Mais ce n’était pas ainsi qu’en avait décidé Allah, — loué soit l’unique ! — car justement au moment qu’il allait, pour la première fois, plonger la cuiller dans le plat… pan, pan, pan ! voilà qu’on frappe à la porte ; pan, pan, pan ! qui donc est là ?

— C’est nous, deux gendarmes, deux zaptiés, qui venons te voir de la part de Son Excellence le gouverneur. Il veut te voir, le gouverneur, il veut te voir tout de suite, saint homme !

— C’est bon, répondit Nasr’eddine, c’est bon. J’irai après mon dîner.

— Non, dirent les zaptiés, non ! Ça n’est pas comme ça. Avant ton dîner, avant ton dîner ! Tu mangeras chez Son Excellence, ou bien tu ne mangeras pas du tout, nous n’en savons rien. Mais il faut que tu viennes tout de suite.

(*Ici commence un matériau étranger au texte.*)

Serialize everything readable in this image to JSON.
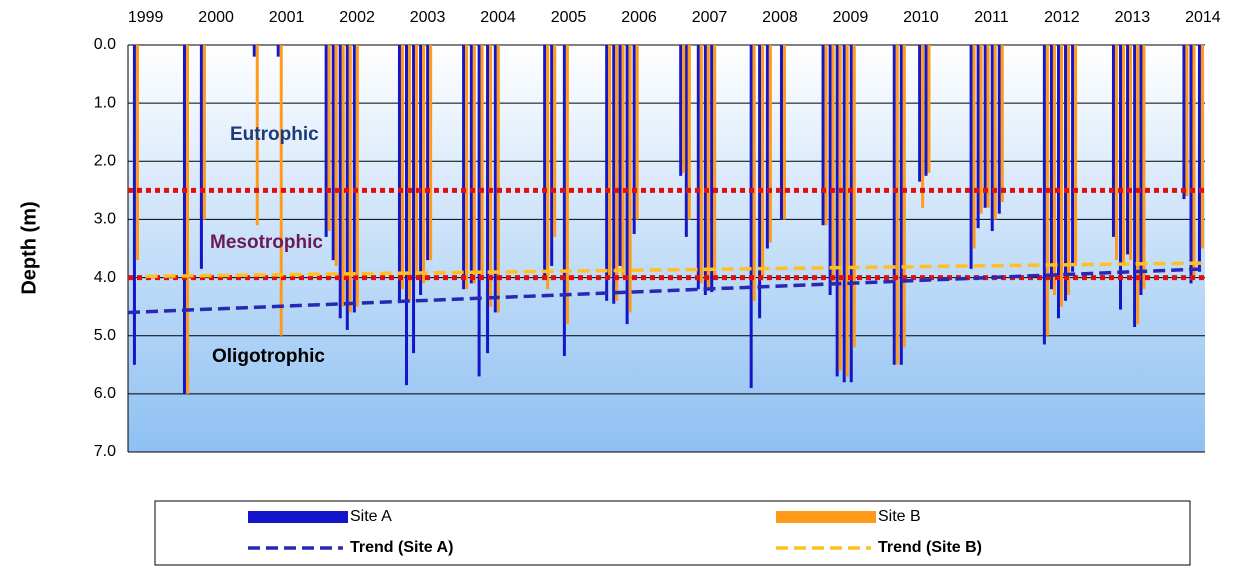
{
  "chart_data": {
    "type": "bar",
    "y_label": "Depth (m)",
    "xlim": [
      1998.75,
      2014.03
    ],
    "xticks": [
      1999,
      2000,
      2001,
      2002,
      2003,
      2004,
      2005,
      2006,
      2007,
      2008,
      2009,
      2010,
      2011,
      2012,
      2013,
      2014
    ],
    "ylim": [
      0,
      7
    ],
    "yticks": [
      {
        "value": 0,
        "label": "0.0"
      },
      {
        "value": 1,
        "label": "1.0"
      },
      {
        "value": 2,
        "label": "2.0"
      },
      {
        "value": 3,
        "label": "3.0"
      },
      {
        "value": 4,
        "label": "4.0"
      },
      {
        "value": 5,
        "label": "5.0"
      },
      {
        "value": 6,
        "label": "6.0"
      },
      {
        "value": 7,
        "label": "7.0"
      }
    ],
    "inverted_y": true,
    "grid": true,
    "x": [
      1998.82,
      1999.53,
      1999.77,
      2000.52,
      2000.86,
      2001.54,
      2001.64,
      2001.74,
      2001.84,
      2001.94,
      2002.58,
      2002.68,
      2002.78,
      2002.88,
      2002.98,
      2003.49,
      2003.6,
      2003.71,
      2003.83,
      2003.94,
      2004.64,
      2004.74,
      2004.92,
      2005.52,
      2005.62,
      2005.71,
      2005.81,
      2005.91,
      2006.57,
      2006.65,
      2006.82,
      2006.92,
      2007.01,
      2007.57,
      2007.69,
      2007.8,
      2008.0,
      2008.59,
      2008.69,
      2008.79,
      2008.89,
      2008.99,
      2009.6,
      2009.7,
      2009.96,
      2010.05,
      2010.69,
      2010.79,
      2010.89,
      2010.99,
      2011.09,
      2011.73,
      2011.83,
      2011.93,
      2012.03,
      2012.13,
      2012.71,
      2012.81,
      2012.91,
      2013.01,
      2013.1,
      2013.71,
      2013.81,
      2013.93
    ],
    "series": [
      {
        "name": "Site A",
        "color": "#1414c8",
        "values": [
          5.5,
          6.0,
          3.85,
          0.2,
          0.2,
          3.3,
          3.7,
          4.7,
          4.9,
          4.6,
          4.4,
          5.85,
          5.3,
          4.3,
          3.7,
          4.2,
          4.1,
          5.7,
          5.3,
          4.6,
          4.0,
          3.8,
          5.35,
          4.4,
          4.45,
          3.8,
          4.8,
          3.25,
          2.25,
          3.3,
          4.2,
          4.3,
          4.25,
          5.9,
          4.7,
          3.5,
          3.0,
          3.1,
          4.3,
          5.7,
          5.8,
          5.8,
          5.5,
          5.5,
          2.35,
          2.25,
          3.85,
          3.15,
          2.8,
          3.2,
          2.9,
          5.15,
          4.2,
          4.7,
          4.4,
          3.9,
          3.3,
          4.55,
          3.6,
          4.85,
          4.3,
          2.65,
          4.1,
          3.9
        ]
      },
      {
        "name": "Site B",
        "color": "#ff9a1a",
        "values": [
          3.7,
          6.0,
          3.0,
          3.1,
          5.0,
          3.2,
          3.8,
          4.5,
          4.6,
          4.5,
          4.2,
          4.4,
          4.0,
          4.1,
          3.7,
          4.2,
          4.1,
          4.0,
          4.5,
          4.6,
          4.2,
          3.3,
          4.8,
          4.0,
          4.4,
          4.0,
          4.6,
          3.0,
          2.2,
          3.0,
          4.1,
          4.2,
          4.0,
          4.4,
          4.0,
          3.4,
          3.0,
          3.1,
          4.1,
          5.6,
          5.7,
          5.2,
          5.5,
          5.2,
          2.8,
          2.2,
          3.5,
          2.9,
          2.8,
          3.0,
          2.7,
          5.0,
          4.3,
          4.5,
          4.3,
          3.8,
          3.7,
          3.8,
          3.7,
          4.8,
          4.2,
          2.6,
          4.0,
          3.5
        ]
      }
    ],
    "trends": [
      {
        "name": "Trend (Site A)",
        "color": "#2828b4",
        "x": [
          1998.75,
          2014.03
        ],
        "values": [
          4.6,
          3.85
        ]
      },
      {
        "name": "Trend (Site B)",
        "color": "#ffc020",
        "x": [
          1999.0,
          2014.03
        ],
        "values": [
          3.98,
          3.75
        ]
      }
    ],
    "thresholds": [
      {
        "value": 2.5,
        "color": "#e01010"
      },
      {
        "value": 4.0,
        "color": "#e01010"
      }
    ],
    "zones": [
      {
        "label": "Eutrophic",
        "color": "#1a3c78"
      },
      {
        "label": "Mesotrophic",
        "color": "#6a1a5a"
      },
      {
        "label": "Oligotrophic",
        "color": "#000000"
      }
    ]
  }
}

— Que j’en prenne, dit Nasr’eddine en regardant son pilaf, que j’en prenne au moins une bouchée, une seule bouchée !

— Pas un grain de riz. Dépêche, dépêche !

— Tu vois, infidèle ! dit Zéineb. Maintenant, que Son Excellence te garde tout le reste de ta vie, s’il plaît à Dieu !

Or, si le gouverneur avait fait mander brusquement le hodja, la faute en était au lieutenant Ahmed-Hikmet lui-même, ce perfide, lequel avait suggéré au secrétaire de Son Excellence que le hodja seul était capable d’écouter un rapport sur un cas épineux, un rapport très long, qui devait partir dès l’aube du lendemain. Et le secrétaire l’avait dit au gouverneur. Et le gouverneur avait trouvé cette idée une idée d’entre les idées. Et le rapport était un rapport d’entre les rapports. Après le préambule, il y avait un exposé historique ; après l’exposé historique, des considérations générales ; après les considérations générales, une lucide énumération des faits ; après l’énumération, des conclusions ; après les conclusions, un résumé des conclusions, et après le résumé, des pièces annexes.

— Je n’y comprends rien, dit le hodja d’un air maussade.

Il eut tort de dire qu’il n’y comprenait rien, car Son Excellence le gouverneur lui donna des explications.